FreelanceKit.

Retainer Pricing Calculator

Retainers are the closest thing freelancing has to a salary: predictable monthly revenue for a committed block of your time. This calculator prices one from your hourly rate and shows what the discount actually costs you per year.

Value at full hourly rate$2,000
Monthly retainer price$1,800
Effective hourly rate$90.00
Annual contract value$21,600

Keep discounts modest (5–15%) — the client is buying guaranteed availability, which is worth a premium, not a markdown.

How to price a retainer

Start from your standard hourly rate and the hours the client wants reserved each month. A modest commitment discount — typically 5–15% — recognizes that guaranteed income is worth something to you. Anything deeper means the client is buying your best availability at your worst price.

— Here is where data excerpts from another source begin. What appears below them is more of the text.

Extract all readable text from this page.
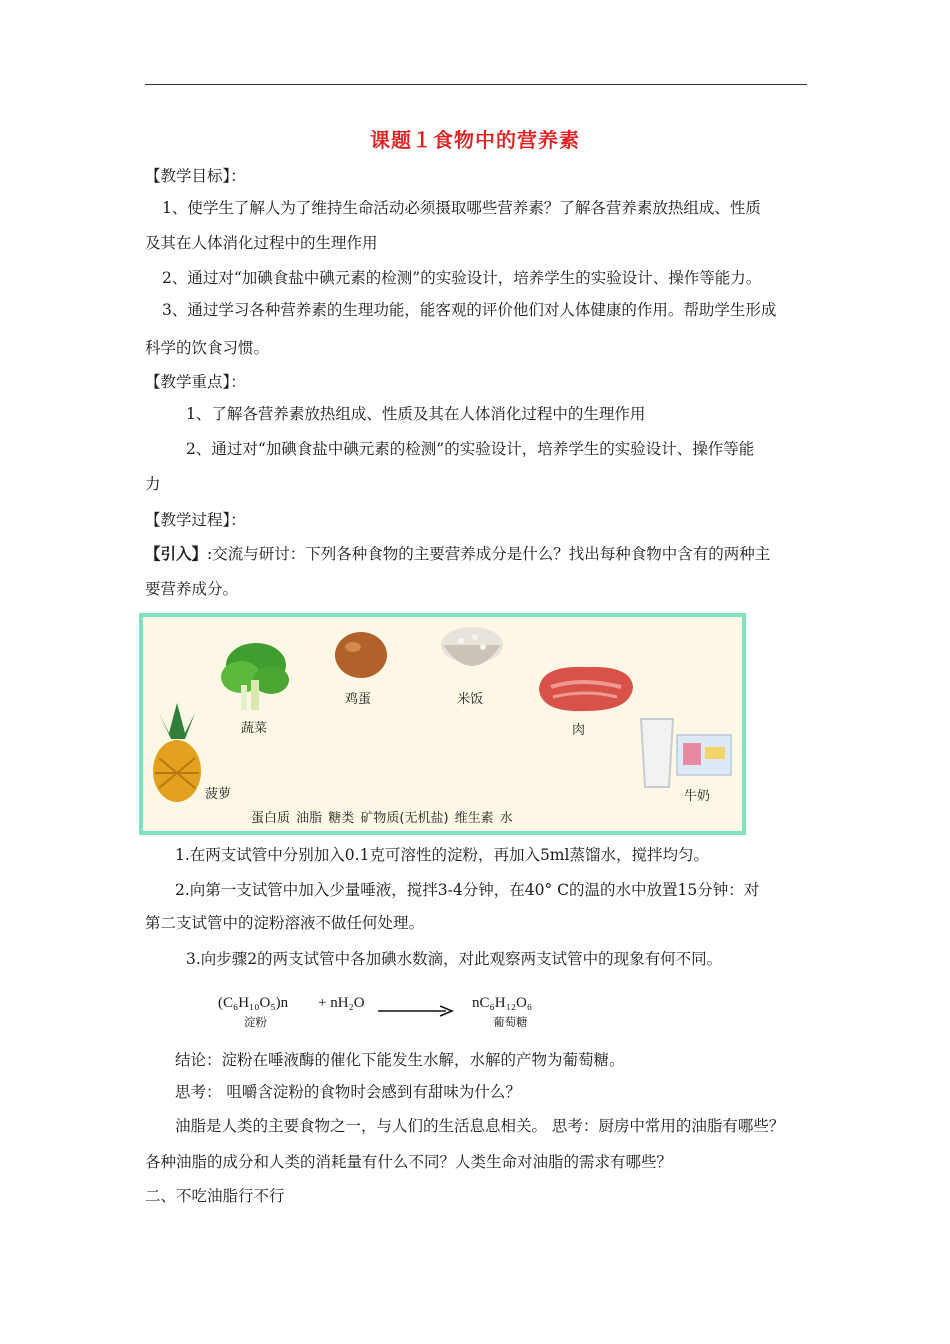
课题１食物中的营养素
【教学目标】：
1、使学生了解人为了维持生命活动必须摄取哪些营养素？了解各营养素放热组成、性质
及其在人体消化过程中的生理作用
2、通过对“加碘食盐中碘元素的检测”的实验设计，培养学生的实验设计、操作等能力。
3、通过学习各种营养素的生理功能，能客观的评价他们对人体健康的作用。帮助学生形成
科学的饮食习惯。
【教学重点】：
1、了解各营养素放热组成、性质及其在人体消化过程中的生理作用
2、通过对“加碘食盐中碘元素的检测”的实验设计，培养学生的实验设计、操作等能
力
【教学过程】：
【引入】:交流与研讨：下列各种食物的主要营养成分是什么？找出每种食物中含有的两种主
要营养成分。
蔬菜
鸡蛋	米饭
肉
菠萝	牛奶
蛋白质 油脂 糖类 矿物质(无机盐) 维生素 水
1.在两支试管中分别加入0.1克可溶性的淀粉，再加入5ml蒸馏水，搅拌均匀。
2.向第一支试管中加入少量唾液，搅拌3-4分钟，在40° C的温的水中放置15分钟：对
第二支试管中的淀粉溶液不做任何处理。
3.向步骤2的两支试管中各加碘水数滴，对此观察两支试管中的现象有何不同。
(C₆H₁₀O₅)n + nH₂O	nC₆H₁₂O₆
淀粉	葡萄糖
结论：淀粉在唾液酶的催化下能发生水解，水解的产物为葡萄糖。
思考： 咀嚼含淀粉的食物时会感到有甜味为什么？
油脂是人类的主要食物之一，与人们的生活息息相关。 思考：厨房中常用的油脂有哪些？
各种油脂的成分和人类的消耗量有什么不同？人类生命对油脂的需求有哪些？
二、不吃油脂行不行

Watch the effective hourly rate this calculator shows. If your standard rate is $100 and the retainer works out to $80/hour, every retainer hour displaces a full-price hour once you're busy. The discount should reflect how much you value predictability, not how hard the client negotiated.

Terms that make retainers work

Three clauses prevent most retainer disputes: unused hours (decide upfront whether they roll over, and cap rollover at one month if they do), overage rates (hours beyond the commitment bill at your full rate), and a true-up review every quarter so the committed hours track reality.

Bill retainers in advance, at the start of each month. A retainer paid in arrears is just a discounted invoice with extra steps — payment upfront is the feature that makes the predictability real.

Frequently asked questions

What discount should I give on a retainer?
5–15% off your standard rate is typical. The client is buying guaranteed access to your time, which has real value to them — deep discounts give away the very thing that makes retainers attractive to you.
Should unused retainer hours roll over?
It's negotiable, but the common middle ground is allowing rollover for one month only. Unlimited rollover creates a liability that can swallow a future month; zero rollover can feel unfair to clients in slow months.
What happens when the client needs more than the committed hours?
Overage hours should bill at your full standard rate, not the discounted retainer rate. The discount applies to the commitment, not to everything the client buys.